Weather satellites and sensors all over the world collect large amounts of data for tracking environmental conditions. Meteorologists use Big Data to:
Study natural disaster patterns
Prepare weather forecasts
Understand the impact of global warming
Predict the availability of drinking water in various world regions
Provide early warning of impending crises such as hurricanes and tsunamis
Big Data is slowly but surely making a major impact on the huge healthcare industry. Wearable devices and sensors collect patient data which is then fed in real-time to individuals’ electronic health records. Providers and practice organizations are now using Big Data for a number of purposes, including these:
Prediction of epidemic outbreaks
Early symptom detection to avoid preventable diseases
Electronic health records
Enhancing patient engagement
Prediction and prevention of serious medical conditions
Enhanced analysis of medical images
While Big Data can expose businesses to a greater risk of cyberattacks, the same datastores can be used to prevent and counteract online crime through the power of machine learning and analytics.
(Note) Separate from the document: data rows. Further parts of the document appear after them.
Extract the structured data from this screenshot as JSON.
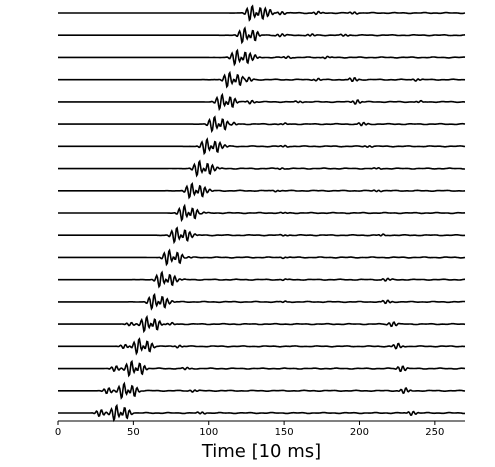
{
  "chart_data": {
    "type": "line",
    "title": "",
    "xlabel": "Time [10 ms]",
    "ylabel": "",
    "xlim": [
      0,
      270
    ],
    "xticks": [
      0,
      50,
      100,
      150,
      200,
      250
    ],
    "grid": false,
    "legend": "none",
    "line_color": "#000000",
    "series": [
      {
        "arrival": 128,
        "late": [
          [
            140,
            2.2
          ],
          [
            148,
            1.2
          ],
          [
            172,
            1.0
          ],
          [
            196,
            0.8
          ]
        ]
      },
      {
        "arrival": 123,
        "late": [
          [
            148,
            1.1
          ],
          [
            168,
            0.8
          ],
          [
            190,
            0.7
          ]
        ]
      },
      {
        "arrival": 118,
        "late": [
          [
            130,
            1.5
          ],
          [
            152,
            0.8
          ],
          [
            178,
            0.7
          ]
        ]
      },
      {
        "arrival": 113,
        "late": [
          [
            126,
            1.8
          ],
          [
            172,
            0.8
          ],
          [
            196,
            1.5
          ],
          [
            238,
            0.8
          ]
        ]
      },
      {
        "arrival": 108,
        "late": [
          [
            128,
            1.2
          ],
          [
            160,
            0.6
          ],
          [
            198,
            1.5
          ],
          [
            240,
            0.6
          ]
        ]
      },
      {
        "arrival": 103,
        "late": [
          [
            116,
            1.0
          ],
          [
            150,
            0.5
          ],
          [
            202,
            1.2
          ]
        ]
      },
      {
        "arrival": 98,
        "late": [
          [
            110,
            0.9
          ],
          [
            150,
            0.6
          ],
          [
            206,
            0.6
          ]
        ]
      },
      {
        "arrival": 93,
        "late": [
          [
            105,
            0.8
          ],
          [
            148,
            0.5
          ],
          [
            212,
            0.5
          ]
        ]
      },
      {
        "arrival": 88,
        "late": [
          [
            100,
            0.8
          ],
          [
            145,
            0.5
          ],
          [
            212,
            0.6
          ]
        ]
      },
      {
        "arrival": 83,
        "late": [
          [
            96,
            0.6
          ],
          [
            150,
            0.4
          ]
        ]
      },
      {
        "arrival": 78,
        "late": [
          [
            90,
            0.7
          ],
          [
            150,
            0.4
          ],
          [
            215,
            0.6
          ]
        ]
      },
      {
        "arrival": 73,
        "late": [
          [
            86,
            0.6
          ],
          [
            150,
            0.4
          ]
        ]
      },
      {
        "arrival": 68,
        "late": [
          [
            80,
            0.6
          ],
          [
            150,
            0.4
          ],
          [
            218,
            1.0
          ]
        ]
      },
      {
        "arrival": 63,
        "late": [
          [
            75,
            0.6
          ],
          [
            150,
            0.4
          ],
          [
            218,
            1.2
          ]
        ]
      },
      {
        "arrival": 58,
        "late": [
          [
            48,
            1.2
          ],
          [
            75,
            0.8
          ],
          [
            222,
            1.8
          ]
        ]
      },
      {
        "arrival": 53,
        "late": [
          [
            44,
            1.5
          ],
          [
            80,
            0.8
          ],
          [
            225,
            2.0
          ]
        ]
      },
      {
        "arrival": 48,
        "late": [
          [
            38,
            2.0
          ],
          [
            85,
            0.8
          ],
          [
            228,
            2.2
          ]
        ]
      },
      {
        "arrival": 43,
        "late": [
          [
            33,
            2.2
          ],
          [
            90,
            0.8
          ],
          [
            230,
            2.0
          ]
        ]
      },
      {
        "arrival": 38,
        "late": [
          [
            28,
            2.5
          ],
          [
            95,
            0.8
          ],
          [
            235,
            1.5
          ]
        ]
      }
    ]
  }
}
Historical data analysis can yield intelligence to create more effective threat controls. And machine learning can warn businesses when deviations from normal patterns and sequences occur, so that effective countermeasures can be taken against threats such as ransomware attacks, malicious insider programs, and attempts at unauthorized access.
After a company has suffered an intrusion or data theft, post-attack analysis can uncover the methods used, and machine learning can then be deployed to devise safeguards that will foil similar attempts in the future.
Administrators, faculty, and stakeholders are embracing Big Data to help improve their curricula, attract the best talent, and optimize the student experience. Examples include:
Big Data enables academic programs to be tailored to the needs of individual students, often drawing on a combination of online learning, traditional on-site classes, and independent study.
Reducing dropout rates
Predictive analytics give educational institutions insights on student results, responses to proposed programs of study, and input on how students fare in the job market after graduation.
Improving student outcomes
Analyzing students’ personal “data trails” can provide a better understanding of their learning styles and behaviors, and be used to create an optimal learning environment.
Targeted international recruiting
Big Data analysis helps institutions more accurately predict applicants’ likely success. Conversely, it aids international students in pinpointing the schools best matched to their academic goals and most likely to admit them.